Systems & Software Development Primer for Public Officials
Intended to provide a clear, civic-minded perspective for understanding modern software systems and their governance implications:
1. Understanding SQL: Getting Data In and Out of Systems
Structured Query Language (SQL) is the foundation for interacting with databases — the systems that store your agency’s information. SQL allows you to create, read, update, and delete data — often abbreviated as CRUD (see below).

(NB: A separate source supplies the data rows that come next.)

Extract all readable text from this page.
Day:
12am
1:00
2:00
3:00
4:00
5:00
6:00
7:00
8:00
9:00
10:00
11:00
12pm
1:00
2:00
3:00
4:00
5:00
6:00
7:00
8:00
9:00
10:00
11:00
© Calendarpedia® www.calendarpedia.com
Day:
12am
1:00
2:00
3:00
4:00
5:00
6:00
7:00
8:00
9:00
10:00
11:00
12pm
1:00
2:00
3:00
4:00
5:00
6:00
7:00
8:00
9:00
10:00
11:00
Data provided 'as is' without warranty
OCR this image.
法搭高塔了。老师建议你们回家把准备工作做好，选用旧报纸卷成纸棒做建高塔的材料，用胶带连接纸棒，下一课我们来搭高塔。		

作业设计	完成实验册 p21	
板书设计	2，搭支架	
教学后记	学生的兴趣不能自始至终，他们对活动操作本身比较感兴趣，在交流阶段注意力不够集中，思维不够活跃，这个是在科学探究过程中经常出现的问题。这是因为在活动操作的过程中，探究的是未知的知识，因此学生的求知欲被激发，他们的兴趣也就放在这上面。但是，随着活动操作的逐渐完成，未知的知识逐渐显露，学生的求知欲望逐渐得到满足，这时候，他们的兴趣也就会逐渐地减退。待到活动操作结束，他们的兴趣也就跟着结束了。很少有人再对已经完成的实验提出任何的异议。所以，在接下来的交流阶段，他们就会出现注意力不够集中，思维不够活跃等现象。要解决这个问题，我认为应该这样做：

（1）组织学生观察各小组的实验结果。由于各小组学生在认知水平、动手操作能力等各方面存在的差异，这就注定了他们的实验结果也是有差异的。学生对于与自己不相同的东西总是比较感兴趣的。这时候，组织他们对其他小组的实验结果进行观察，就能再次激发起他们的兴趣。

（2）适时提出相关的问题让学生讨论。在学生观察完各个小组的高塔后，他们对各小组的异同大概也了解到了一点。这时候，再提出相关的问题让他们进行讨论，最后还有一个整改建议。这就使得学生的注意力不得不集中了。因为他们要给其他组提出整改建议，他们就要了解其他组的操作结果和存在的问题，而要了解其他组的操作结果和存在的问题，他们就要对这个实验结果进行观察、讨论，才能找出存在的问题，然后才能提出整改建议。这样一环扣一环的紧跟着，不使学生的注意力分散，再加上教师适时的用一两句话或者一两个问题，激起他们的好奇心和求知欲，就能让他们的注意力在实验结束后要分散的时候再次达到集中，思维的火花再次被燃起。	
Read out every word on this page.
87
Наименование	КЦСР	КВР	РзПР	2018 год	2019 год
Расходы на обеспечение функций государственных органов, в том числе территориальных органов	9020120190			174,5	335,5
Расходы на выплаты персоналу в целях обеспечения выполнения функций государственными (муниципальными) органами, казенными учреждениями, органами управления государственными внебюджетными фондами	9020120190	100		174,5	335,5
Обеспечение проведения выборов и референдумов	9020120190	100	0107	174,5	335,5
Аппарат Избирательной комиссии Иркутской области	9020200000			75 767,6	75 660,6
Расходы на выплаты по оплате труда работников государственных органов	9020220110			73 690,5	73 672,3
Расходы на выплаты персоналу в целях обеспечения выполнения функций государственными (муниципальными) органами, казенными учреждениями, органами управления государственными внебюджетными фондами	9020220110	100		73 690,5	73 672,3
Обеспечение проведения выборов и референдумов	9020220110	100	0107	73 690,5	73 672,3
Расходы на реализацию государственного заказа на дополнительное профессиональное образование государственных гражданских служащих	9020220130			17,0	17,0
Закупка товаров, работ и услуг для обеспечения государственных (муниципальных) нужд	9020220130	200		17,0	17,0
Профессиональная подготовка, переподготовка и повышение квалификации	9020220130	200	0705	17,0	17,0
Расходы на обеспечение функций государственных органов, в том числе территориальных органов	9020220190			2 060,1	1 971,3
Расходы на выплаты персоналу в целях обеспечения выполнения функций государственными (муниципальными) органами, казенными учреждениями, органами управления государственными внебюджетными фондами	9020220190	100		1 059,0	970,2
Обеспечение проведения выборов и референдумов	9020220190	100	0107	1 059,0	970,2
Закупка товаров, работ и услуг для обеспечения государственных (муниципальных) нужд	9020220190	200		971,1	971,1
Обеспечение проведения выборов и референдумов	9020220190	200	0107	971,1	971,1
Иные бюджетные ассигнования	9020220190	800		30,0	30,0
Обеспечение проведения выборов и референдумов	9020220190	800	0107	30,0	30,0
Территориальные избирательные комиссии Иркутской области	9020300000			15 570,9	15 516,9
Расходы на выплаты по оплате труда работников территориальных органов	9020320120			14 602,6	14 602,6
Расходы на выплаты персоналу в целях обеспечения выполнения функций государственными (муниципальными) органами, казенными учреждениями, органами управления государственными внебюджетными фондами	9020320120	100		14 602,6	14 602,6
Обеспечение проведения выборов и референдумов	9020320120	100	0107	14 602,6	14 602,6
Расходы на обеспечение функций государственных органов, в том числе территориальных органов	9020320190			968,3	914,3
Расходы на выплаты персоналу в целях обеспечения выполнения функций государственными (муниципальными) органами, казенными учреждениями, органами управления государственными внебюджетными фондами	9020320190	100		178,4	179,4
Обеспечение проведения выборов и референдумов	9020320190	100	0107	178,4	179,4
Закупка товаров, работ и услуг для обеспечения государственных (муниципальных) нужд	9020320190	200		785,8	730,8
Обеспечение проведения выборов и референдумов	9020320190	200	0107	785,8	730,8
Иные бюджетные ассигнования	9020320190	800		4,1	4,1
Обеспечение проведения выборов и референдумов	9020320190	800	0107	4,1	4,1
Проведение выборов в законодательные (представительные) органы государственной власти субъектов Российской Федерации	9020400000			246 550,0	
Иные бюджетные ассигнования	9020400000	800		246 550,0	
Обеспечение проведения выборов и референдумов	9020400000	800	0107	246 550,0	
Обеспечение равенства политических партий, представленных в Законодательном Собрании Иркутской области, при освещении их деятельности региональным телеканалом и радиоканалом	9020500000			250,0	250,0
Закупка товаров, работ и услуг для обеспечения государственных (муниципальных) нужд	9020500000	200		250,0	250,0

In government systems, SQL might:
- Pull data for a monthly performance report (
SELECTstatements) - Add a new case record (
INSERT) - Update contact information (
UPDATE) - Archive or remove outdated records (
DELETE)
The key takeaway: SQL provides visibility and control. Even if you never write SQL directly, understanding it ensures you can ask the right questions about where data lives, who controls it, and how it flows between systems.
2. CRUD: The Basic Functions of Data and Interfaces
Every modern application — from budget tracking tools to permit systems — is built on CRUD operations:
- Create: Add a new record
- Read: Retrieve and display data
- Update: Edit existing information
- Delete: Remove data
Front-end interfaces (web pages, dashboards, or mobile apps) are just friendly wrappers for these operations. When staff “enter data” or “pull a report,” they’re performing CRUD actions.
This framing helps leaders assess vendors and projects:
“What data can we create, read, update, and delete — and who has permission to do so?”
3. Open Data and the Public Mandate
Government data is public by default unless protected for privacy or security reasons. Open data is not just good practice — it’s often the law:
- Sunshine Laws ensure transparency in records and decisions.
- Open Data Acts (federal, state, and local) encourage the publication of machine-readable datasets.
Benefits of open data:
- Builds public trust through transparency
- Enables innovation by allowing reuse and integration
- Reduces duplicate requests and FOIA workload
As a public steward, the data you oversee outlives any single application or vendor contract. Systems should be designed to export, preserve, and reuse that data easily.
4. Test-Driven Development (TDD): Ensuring Intended Behavior
Test-Driven Development (TDD) is a modern practice where developers write small, automated tests before writing the actual code. Each test defines an expected behavior (“this system should…”) and runs every time the software changes.
For public systems, tests:
- Reduce defects and regressions
- Document intent (“how it’s supposed to work”)
- Build confidence in compliance and correctness
TDD aligns perfectly with the public duty of accountability — it ensures systems behave as promised, even as staff, vendors, and requirements change.
5. Smart Procurement: Start Small, Stay Focused
Software projects succeed when they begin small and focused. A good vendor can deliver more value when the scope is narrow and measurable.
- Positive coordination: Teams align around a clear goal.
- Negative coordination: Too many committees or stakeholders slow progress and increase costs.
Prefer iterative delivery over “big bang” projects. Small, modular systems are easier to maintain, replace, and integrate — and they make it easier to change vendors later.
Big systems often fail not because of bad technology, but because of coordination overhead and unclear ownership.
6. Software Is Never “Done” — But Data Endures
Every system is temporary. Technology evolves; policies change; contracts expire.
But data persists — and as a public official, you are its steward. Plan for data longevity:
- Use open formats (CSV, JSON, XML)
- Maintain clear documentation and data dictionaries
- Ensure export capability before procurement
The real legacy of a system is the data it curates for the next generation of public servants and citizens.
7. Wardley Maps: Where to Innovate vs. Where to Standardize
Wardley Mapping is a strategic tool that helps leaders distinguish between:
- Commodity components (well-understood, standardized tools like hosting, databases, or CRM software)
- Custom innovation (new, uncertain ideas that differentiate your agency or deliver unique value)
Use Wardley Maps to guide investment:
- Don’t reinvent commodities — adopt open standards or cloud solutions.
- Focus innovation on services unique to your mission, where learning and experimentation yield the most public value.
Understanding this distinction helps reduce risk, prevent vendor lock-in, and allocate public funds wisely.
8. The Public Official’s Role in Modern Software
You don’t need to write code to lead digital transformation. You need to:
- Ask the right questions about data, tests, and accountability
- Recognize when a project is exploratory versus routine
- Value open standards and small, iterative delivery
- Understand that data stewardship is a lasting public duty
Modern software leadership is about clarity, stewardship, and humility — knowing when to innovate and when to standardize.